Soon after masons had learned how to make ribbed vaults they discovered that it was possible to build arches that were pointed instead of semi-circular. With pointed arches they could put ribbed vaults over areas that were wider one way than another, if they wished, because they could make each arch as wide or as narrow, as high or as low as was necessary.
Pointed arches were used for the first time towards the middle of the 12th century. Gradually they replaced round ones and by the end of the century semi-circular arches had been abandoned altogether. The pointed arch is the feature by which we most easily recognize the style of architecture which we call `Gothic'.
The walls on which heavy barrel vaults rested had to be very thick along their whole length in order to support the great weight of the roof. Rib vaults were much lighter as the spaces between the ribs were mere screens of stone, so builders soon realized that walls need be thick only at the points where the ribs rested. At those paints, therefore, they added buttresses to the walls on the outside to strengthen them, and left the rest of the wall quite thin.

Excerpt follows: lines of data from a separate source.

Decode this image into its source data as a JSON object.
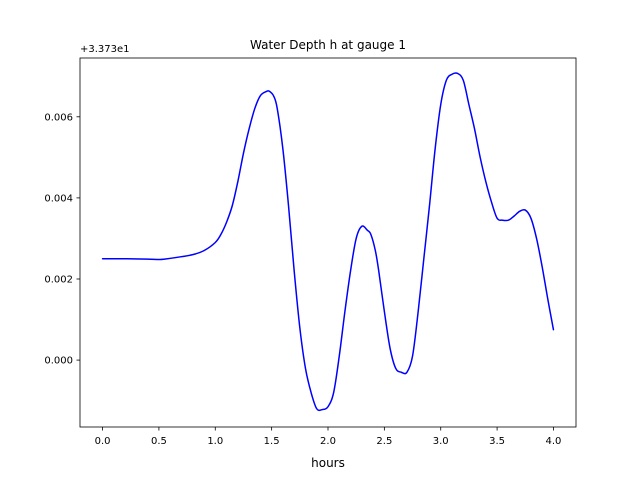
{
  "chart_data": {
    "type": "line",
    "title": "Water Depth h at gauge 1",
    "xlabel": "hours",
    "ylabel": "",
    "offset_label": "+3.373e1",
    "offset_value": 33.73,
    "xlim": [
      -0.2,
      4.2
    ],
    "ylim": [
      -0.00165,
      0.00745
    ],
    "x_ticks": [
      0.0,
      0.5,
      1.0,
      1.5,
      2.0,
      2.5,
      3.0,
      3.5,
      4.0
    ],
    "x_tick_labels": [
      "0.0",
      "0.5",
      "1.0",
      "1.5",
      "2.0",
      "2.5",
      "3.0",
      "3.5",
      "4.0"
    ],
    "y_ticks": [
      0.0,
      0.002,
      0.004,
      0.006
    ],
    "y_tick_labels": [
      "0.000",
      "0.002",
      "0.004",
      "0.006"
    ],
    "grid": false,
    "legend": "none",
    "series": [
      {
        "color": "#0000ff",
        "x": [
          0.0,
          0.2,
          0.4,
          0.5,
          0.55,
          0.7,
          0.8,
          0.9,
          1.0,
          1.05,
          1.1,
          1.15,
          1.2,
          1.25,
          1.3,
          1.35,
          1.4,
          1.45,
          1.48,
          1.52,
          1.55,
          1.6,
          1.65,
          1.7,
          1.75,
          1.8,
          1.85,
          1.9,
          1.95,
          2.0,
          2.05,
          2.1,
          2.15,
          2.2,
          2.25,
          2.3,
          2.35,
          2.38,
          2.42,
          2.45,
          2.5,
          2.55,
          2.6,
          2.65,
          2.7,
          2.75,
          2.8,
          2.85,
          2.9,
          2.95,
          3.0,
          3.05,
          3.1,
          3.15,
          3.2,
          3.25,
          3.3,
          3.35,
          3.4,
          3.45,
          3.5,
          3.55,
          3.6,
          3.65,
          3.7,
          3.75,
          3.8,
          3.85,
          3.9,
          3.95,
          4.0
        ],
        "y": [
          0.0025,
          0.0025,
          0.00249,
          0.00248,
          0.00249,
          0.00255,
          0.0026,
          0.0027,
          0.0029,
          0.0031,
          0.0034,
          0.0038,
          0.0044,
          0.0051,
          0.0057,
          0.0062,
          0.00652,
          0.00662,
          0.00663,
          0.0065,
          0.0062,
          0.0052,
          0.0038,
          0.0022,
          0.0008,
          -0.0002,
          -0.0008,
          -0.0012,
          -0.00122,
          -0.00115,
          -0.0008,
          0.0001,
          0.0012,
          0.0022,
          0.003,
          0.0033,
          0.0032,
          0.0031,
          0.0027,
          0.0022,
          0.0012,
          0.0003,
          -0.0002,
          -0.0003,
          -0.0003,
          0.0001,
          0.0012,
          0.0025,
          0.0038,
          0.0052,
          0.0063,
          0.0069,
          0.00705,
          0.00707,
          0.0069,
          0.0063,
          0.0057,
          0.005,
          0.0044,
          0.0039,
          0.0035,
          0.00345,
          0.00345,
          0.00355,
          0.00367,
          0.0037,
          0.0035,
          0.003,
          0.0023,
          0.0015,
          0.00075
        ]
      }
    ]
  }
}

The many buttresses are another of the features by which we recognize Gothic buildings.
If a Gothic church has a nave and aisles there are `flying' buttresses built out like little bridges over the aisles, to carry the weight of the lofty nave roof to the outside walls and so to the ground.

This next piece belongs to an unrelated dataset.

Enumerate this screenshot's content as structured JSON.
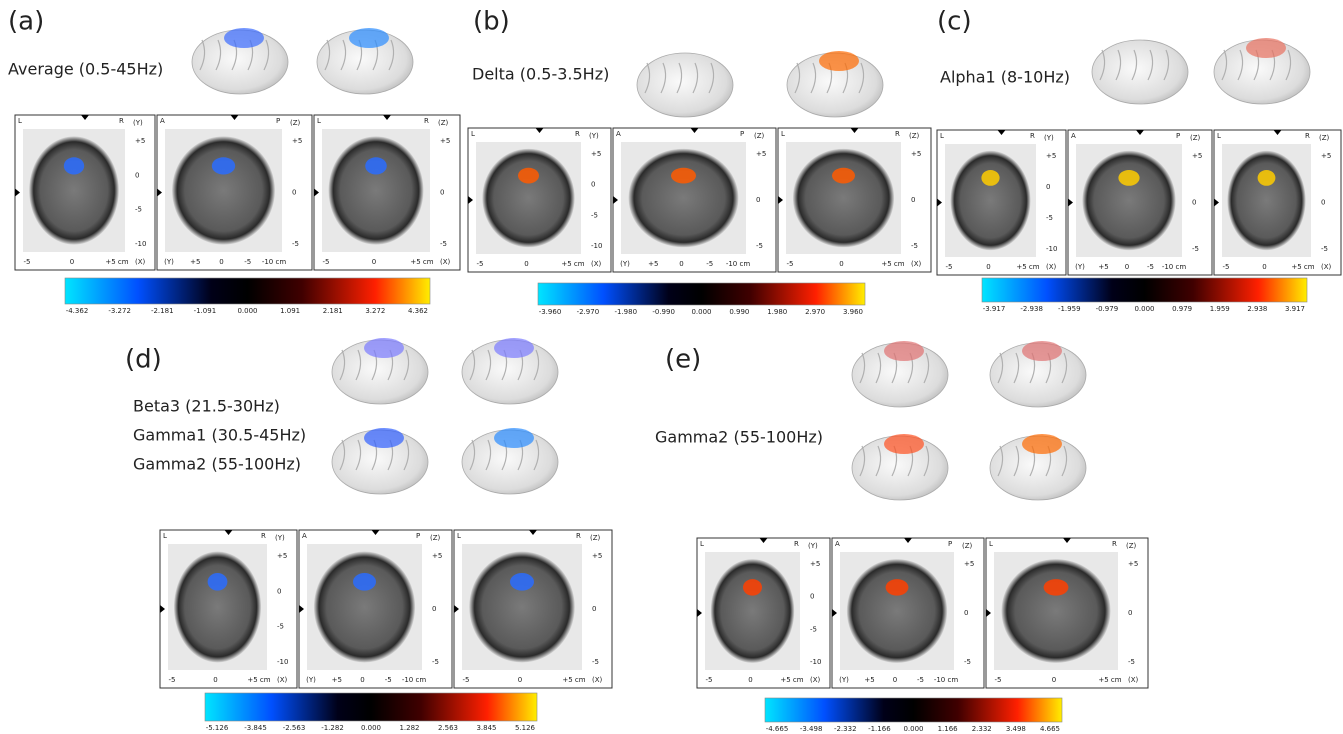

Norman Architecture. (Top left) Ribbed vaulting with pointed arches (Top Right) A flying buttress (Bottom) Aisle of Gothic church with ribbed vaulting
On the top of each buttress or section of buttress there is a pinnacle, to weigh it down and keep it steady. The edges of pinnacles and spires are decorated with knobs of carved stone ornament called crockets, which vary in design according to when the church was built.
In Britain buildings were erected in the Gothic style for about three hundred and fifty years. But details changed a great deal during that time. A building that was erected early in the 13th century, for instance, is very different from one built, say, towards the end of the 15th century, though both are Gothic. For convenience, therefore, we say that, roughly speaking, 13th-century buildings are `Early English', 14thcentury buildings are `Decorated' and 15th-century buildings are `Perpendicular' in style. Of course, none of these names were used by the original builders, and neither style was confined completely to one century. They overlapped each other, and there was no sharp break between Norman and Gothic, or between the different kinds of Gothic.

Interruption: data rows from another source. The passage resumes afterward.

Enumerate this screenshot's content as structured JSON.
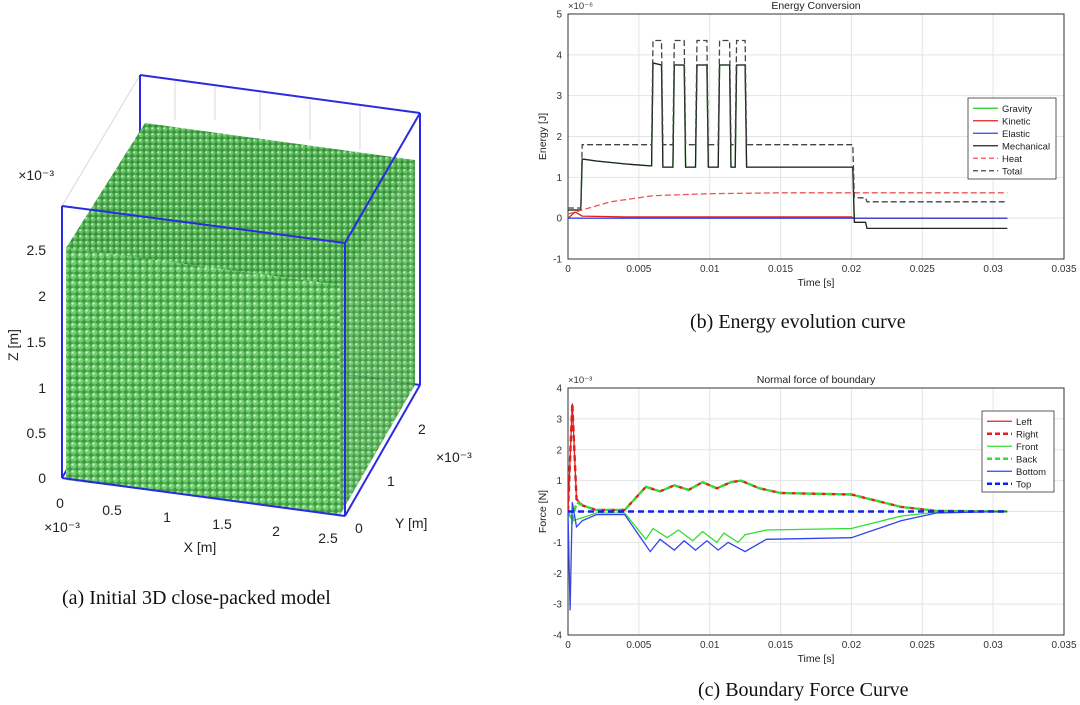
{
  "panel_a": {
    "caption": "(a) Initial 3D close-packed model",
    "z_label": "Z [m]",
    "x_label": "X [m]",
    "y_label": "Y [m]",
    "z_exp": "×10⁻³",
    "x_exp": "×10⁻³",
    "y_exp": "×10⁻³",
    "z_ticks": [
      "0",
      "0.5",
      "1",
      "1.5",
      "2",
      "2.5"
    ],
    "x_ticks": [
      "0",
      "0.5",
      "1",
      "1.5",
      "2",
      "2.5"
    ],
    "y_ticks": [
      "0",
      "1",
      "2"
    ],
    "particle_color": "#5cc15c",
    "frame_color": "#2a2ae0"
  },
  "panel_b": {
    "caption": "(b) Energy evolution curve",
    "chart_data": {
      "type": "line",
      "title": "Energy Conversion",
      "xlabel": "Time [s]",
      "ylabel": "Energy [J]",
      "y_multiplier": "×10⁻⁶",
      "xlim": [
        0,
        0.035
      ],
      "ylim": [
        -1,
        5
      ],
      "x_ticks": [
        "0",
        "0.005",
        "0.01",
        "0.015",
        "0.02",
        "0.025",
        "0.03",
        "0.035"
      ],
      "y_ticks": [
        "-1",
        "0",
        "1",
        "2",
        "3",
        "4",
        "5"
      ],
      "legend_position": "right",
      "series": [
        {
          "name": "Gravity",
          "color": "#22cc22",
          "dash": "solid",
          "points": [
            [
              0,
              0.2
            ],
            [
              0.0009,
              0.2
            ],
            [
              0.001,
              1.45
            ],
            [
              0.002,
              1.4
            ],
            [
              0.004,
              1.33
            ],
            [
              0.0058,
              1.28
            ],
            [
              0.0059,
              1.28
            ],
            [
              0.006,
              3.8
            ],
            [
              0.0066,
              3.75
            ],
            [
              0.0067,
              1.25
            ],
            [
              0.0074,
              1.25
            ],
            [
              0.0075,
              3.75
            ],
            [
              0.0082,
              3.75
            ],
            [
              0.0083,
              1.25
            ],
            [
              0.009,
              1.25
            ],
            [
              0.0091,
              3.75
            ],
            [
              0.0098,
              3.75
            ],
            [
              0.0099,
              1.25
            ],
            [
              0.0106,
              1.25
            ],
            [
              0.0107,
              3.75
            ],
            [
              0.0114,
              3.75
            ],
            [
              0.0115,
              1.25
            ],
            [
              0.0118,
              1.25
            ],
            [
              0.0119,
              3.75
            ],
            [
              0.0125,
              3.75
            ],
            [
              0.0126,
              1.25
            ],
            [
              0.0201,
              1.25
            ],
            [
              0.0202,
              0.0
            ],
            [
              0.031,
              0.0
            ]
          ]
        },
        {
          "name": "Kinetic",
          "color": "#e02020",
          "dash": "solid",
          "points": [
            [
              0,
              0.0
            ],
            [
              0.0005,
              0.15
            ],
            [
              0.001,
              0.05
            ],
            [
              0.004,
              0.03
            ],
            [
              0.02,
              0.03
            ],
            [
              0.0202,
              0.0
            ],
            [
              0.031,
              0.0
            ]
          ]
        },
        {
          "name": "Elastic",
          "color": "#3344ee",
          "dash": "solid",
          "points": [
            [
              0,
              0.0
            ],
            [
              0.031,
              0.0
            ]
          ]
        },
        {
          "name": "Mechanical",
          "color": "#222222",
          "dash": "solid",
          "points": [
            [
              0,
              0.2
            ],
            [
              0.0009,
              0.2
            ],
            [
              0.001,
              1.45
            ],
            [
              0.002,
              1.4
            ],
            [
              0.004,
              1.33
            ],
            [
              0.0058,
              1.28
            ],
            [
              0.0059,
              1.28
            ],
            [
              0.006,
              3.8
            ],
            [
              0.0066,
              3.75
            ],
            [
              0.0067,
              1.25
            ],
            [
              0.0074,
              1.25
            ],
            [
              0.0075,
              3.75
            ],
            [
              0.0082,
              3.75
            ],
            [
              0.0083,
              1.25
            ],
            [
              0.009,
              1.25
            ],
            [
              0.0091,
              3.75
            ],
            [
              0.0098,
              3.75
            ],
            [
              0.0099,
              1.25
            ],
            [
              0.0106,
              1.25
            ],
            [
              0.0107,
              3.75
            ],
            [
              0.0114,
              3.75
            ],
            [
              0.0115,
              1.25
            ],
            [
              0.0118,
              1.25
            ],
            [
              0.0119,
              3.75
            ],
            [
              0.0125,
              3.75
            ],
            [
              0.0126,
              1.25
            ],
            [
              0.0201,
              1.25
            ],
            [
              0.0202,
              -0.1
            ],
            [
              0.021,
              -0.1
            ],
            [
              0.0211,
              -0.25
            ],
            [
              0.031,
              -0.25
            ]
          ]
        },
        {
          "name": "Heat",
          "color": "#ee5555",
          "dash": "dashed",
          "points": [
            [
              0,
              0.1
            ],
            [
              0.001,
              0.2
            ],
            [
              0.003,
              0.4
            ],
            [
              0.006,
              0.55
            ],
            [
              0.01,
              0.6
            ],
            [
              0.015,
              0.62
            ],
            [
              0.02,
              0.62
            ],
            [
              0.031,
              0.62
            ]
          ]
        },
        {
          "name": "Total",
          "color": "#444444",
          "dash": "dashed",
          "points": [
            [
              0,
              0.25
            ],
            [
              0.0009,
              0.25
            ],
            [
              0.001,
              1.8
            ],
            [
              0.0058,
              1.8
            ],
            [
              0.0059,
              1.8
            ],
            [
              0.006,
              4.35
            ],
            [
              0.0066,
              4.35
            ],
            [
              0.0067,
              1.8
            ],
            [
              0.0074,
              1.8
            ],
            [
              0.0075,
              4.35
            ],
            [
              0.0082,
              4.35
            ],
            [
              0.0083,
              1.8
            ],
            [
              0.009,
              1.8
            ],
            [
              0.0091,
              4.35
            ],
            [
              0.0098,
              4.35
            ],
            [
              0.0099,
              1.8
            ],
            [
              0.0106,
              1.8
            ],
            [
              0.0107,
              4.35
            ],
            [
              0.0114,
              4.35
            ],
            [
              0.0115,
              1.8
            ],
            [
              0.0118,
              1.8
            ],
            [
              0.0119,
              4.35
            ],
            [
              0.0125,
              4.35
            ],
            [
              0.0126,
              1.8
            ],
            [
              0.0201,
              1.8
            ],
            [
              0.0202,
              0.5
            ],
            [
              0.021,
              0.5
            ],
            [
              0.0211,
              0.4
            ],
            [
              0.031,
              0.4
            ]
          ]
        }
      ]
    }
  },
  "panel_c": {
    "caption": "(c) Boundary Force Curve",
    "chart_data": {
      "type": "line",
      "title": "Normal force of boundary",
      "xlabel": "Time [s]",
      "ylabel": "Force [N]",
      "y_multiplier": "×10⁻³",
      "xlim": [
        0,
        0.035
      ],
      "ylim": [
        -4,
        4
      ],
      "x_ticks": [
        "0",
        "0.005",
        "0.01",
        "0.015",
        "0.02",
        "0.025",
        "0.03",
        "0.035"
      ],
      "y_ticks": [
        "-4",
        "-3",
        "-2",
        "-1",
        "0",
        "1",
        "2",
        "3",
        "4"
      ],
      "legend_position": "right",
      "series": [
        {
          "name": "Left",
          "color": "#e02020",
          "dash": "solid",
          "points": [
            [
              0,
              0
            ],
            [
              0.0003,
              3.5
            ],
            [
              0.0006,
              0.4
            ],
            [
              0.001,
              0.2
            ],
            [
              0.002,
              0.05
            ],
            [
              0.004,
              0.05
            ],
            [
              0.0055,
              0.8
            ],
            [
              0.0065,
              0.65
            ],
            [
              0.0075,
              0.85
            ],
            [
              0.0085,
              0.7
            ],
            [
              0.0095,
              0.95
            ],
            [
              0.0105,
              0.75
            ],
            [
              0.0115,
              0.95
            ],
            [
              0.0122,
              1.0
            ],
            [
              0.0135,
              0.75
            ],
            [
              0.015,
              0.6
            ],
            [
              0.02,
              0.55
            ],
            [
              0.0235,
              0.15
            ],
            [
              0.026,
              0.02
            ],
            [
              0.031,
              0.0
            ]
          ]
        },
        {
          "name": "Right",
          "color": "#e02020",
          "dash": "dashed",
          "points": [
            [
              0,
              0
            ],
            [
              0.0003,
              3.5
            ],
            [
              0.0006,
              0.4
            ],
            [
              0.001,
              0.2
            ],
            [
              0.002,
              0.05
            ],
            [
              0.004,
              0.05
            ],
            [
              0.0055,
              0.8
            ],
            [
              0.0065,
              0.65
            ],
            [
              0.0075,
              0.85
            ],
            [
              0.0085,
              0.7
            ],
            [
              0.0095,
              0.95
            ],
            [
              0.0105,
              0.75
            ],
            [
              0.0115,
              0.95
            ],
            [
              0.0122,
              1.0
            ],
            [
              0.0135,
              0.75
            ],
            [
              0.015,
              0.6
            ],
            [
              0.02,
              0.55
            ],
            [
              0.0235,
              0.15
            ],
            [
              0.026,
              0.02
            ],
            [
              0.031,
              0.0
            ]
          ]
        },
        {
          "name": "Front",
          "color": "#33dd33",
          "dash": "solid",
          "points": [
            [
              0,
              0
            ],
            [
              0.0003,
              -0.3
            ],
            [
              0.001,
              -0.2
            ],
            [
              0.002,
              -0.05
            ],
            [
              0.004,
              -0.05
            ],
            [
              0.0055,
              -0.9
            ],
            [
              0.006,
              -0.55
            ],
            [
              0.007,
              -0.85
            ],
            [
              0.0078,
              -0.6
            ],
            [
              0.0088,
              -0.95
            ],
            [
              0.0095,
              -0.65
            ],
            [
              0.0105,
              -1.0
            ],
            [
              0.011,
              -0.7
            ],
            [
              0.012,
              -1.0
            ],
            [
              0.0125,
              -0.75
            ],
            [
              0.014,
              -0.6
            ],
            [
              0.02,
              -0.55
            ],
            [
              0.0235,
              -0.15
            ],
            [
              0.026,
              -0.02
            ],
            [
              0.031,
              0.0
            ]
          ]
        },
        {
          "name": "Back",
          "color": "#33dd33",
          "dash": "dashed",
          "points": [
            [
              0,
              0
            ],
            [
              0.0003,
              -0.3
            ],
            [
              0.0006,
              0.3
            ],
            [
              0.001,
              0.2
            ],
            [
              0.002,
              0.05
            ],
            [
              0.004,
              0.05
            ],
            [
              0.0055,
              0.8
            ],
            [
              0.0065,
              0.65
            ],
            [
              0.0075,
              0.85
            ],
            [
              0.0085,
              0.7
            ],
            [
              0.0095,
              0.95
            ],
            [
              0.0105,
              0.75
            ],
            [
              0.0115,
              0.95
            ],
            [
              0.0122,
              1.0
            ],
            [
              0.0135,
              0.75
            ],
            [
              0.015,
              0.6
            ],
            [
              0.02,
              0.55
            ],
            [
              0.0235,
              0.15
            ],
            [
              0.026,
              0.02
            ],
            [
              0.031,
              0.0
            ]
          ]
        },
        {
          "name": "Bottom",
          "color": "#3344ee",
          "dash": "solid",
          "points": [
            [
              0,
              0
            ],
            [
              0.00015,
              -3.2
            ],
            [
              0.0003,
              0.3
            ],
            [
              0.0006,
              -0.5
            ],
            [
              0.001,
              -0.3
            ],
            [
              0.002,
              -0.1
            ],
            [
              0.004,
              -0.1
            ],
            [
              0.0058,
              -1.3
            ],
            [
              0.0065,
              -0.9
            ],
            [
              0.0075,
              -1.25
            ],
            [
              0.0082,
              -0.95
            ],
            [
              0.009,
              -1.25
            ],
            [
              0.0098,
              -0.95
            ],
            [
              0.0106,
              -1.25
            ],
            [
              0.0113,
              -1.0
            ],
            [
              0.0125,
              -1.3
            ],
            [
              0.014,
              -0.9
            ],
            [
              0.02,
              -0.85
            ],
            [
              0.0235,
              -0.3
            ],
            [
              0.026,
              -0.05
            ],
            [
              0.031,
              0.0
            ]
          ]
        },
        {
          "name": "Top",
          "color": "#1122ee",
          "dash": "dashed",
          "points": [
            [
              0,
              0
            ],
            [
              0.031,
              0
            ]
          ]
        }
      ]
    }
  }
}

In buildings that were erected late in the 12th and early in the 13th centuries the pointed windows are narrow and tall, like lances, so we call them `lancet' windows. Often two, three, five (as in York Minster) or even seven lancet windows are grouped together. We then call each window a `light'.
Sometimes two or more lancet windows are close to each other with a single pointed arch over them. The enclosing arch projects a few inches from the surface of the wall, and we call it a 'hood-mould' or 'drip-stone'.
Quite early, builders began to pierce the area of stone between the hood-mould and the tops of a pair of lancets with a plain circle or oval. Then they began to leave pieces of masonry, called `cusps', on the inside of these openings with points towards the centre, which formed the circles or ovals into shapes sometimes like three-, four- or five-leaved shamrocks or flowers-trefoils, quatrefoils or cinquefoils as we call them. Often there are cusps at the top of each light, too.
We call this simple kind of decoration in the upper part of Gothic windows `plate tracery'. After a time 13th-century masons began to make more elaborate tracery by arranging bars of masonry into geometrical patterns. We call this 'bar-tracery'.
The columns which support the nave arches in 13th-century churches are long and slender. Often a number of slim detached shafts of purbeck marble are grouped around the main shaft. Sometimes there is carved foliage around the capitals.
(Top left) Lancet window (Top right) Bar tracery (Middle) Plate tracery (Bottom left) Capital with carved foliage (Bottom right) Column with detached shafts
(Top left) Crocket (Top middle) Dog tooth ornament (Top right) Spire, Salisbury Cathedral (Middle left) Early Gothic mouldings (Bottom) Carnarvon Castle
It rises from the neck of the capital as if it is growing, and curves over boldly at the top. The crockets which decorate the sloping edges of spires and pinnacles are similar.
The grooves and projections which encircle arches and the bases and capitals of columns when there is no carved foliage are called `mouldings'. Early English mouldings are very deeply cut, so that you can put your hand in and under them. Some of the hollow mouldings-the grooves-are filled with rows of small pyramids, each made up of four sections. We call this 'dog-tooth' ornament.
Salisbury Cathedral, with its lovely spire, is our most perfect Early English building, but there is Early English work to be seen in a great many other places-York, Lincoln, Wells, Rochester, Ely and Worcester Cathedrals, for instance, and Westminster Abbey.
Castles built in the 13th century are more elaborate than the earlier ones. Strong towers and gatehouses project from the encircling walls. The bailey is sometimes divided up into outer and inner courts, or wards, inside which you can see the ruins, or at least the foundations, of large halls, separate kitchens, living- and storerooms. Stokesay Castle, Shropshire, and Carnarvon and Conway Castles are good examples.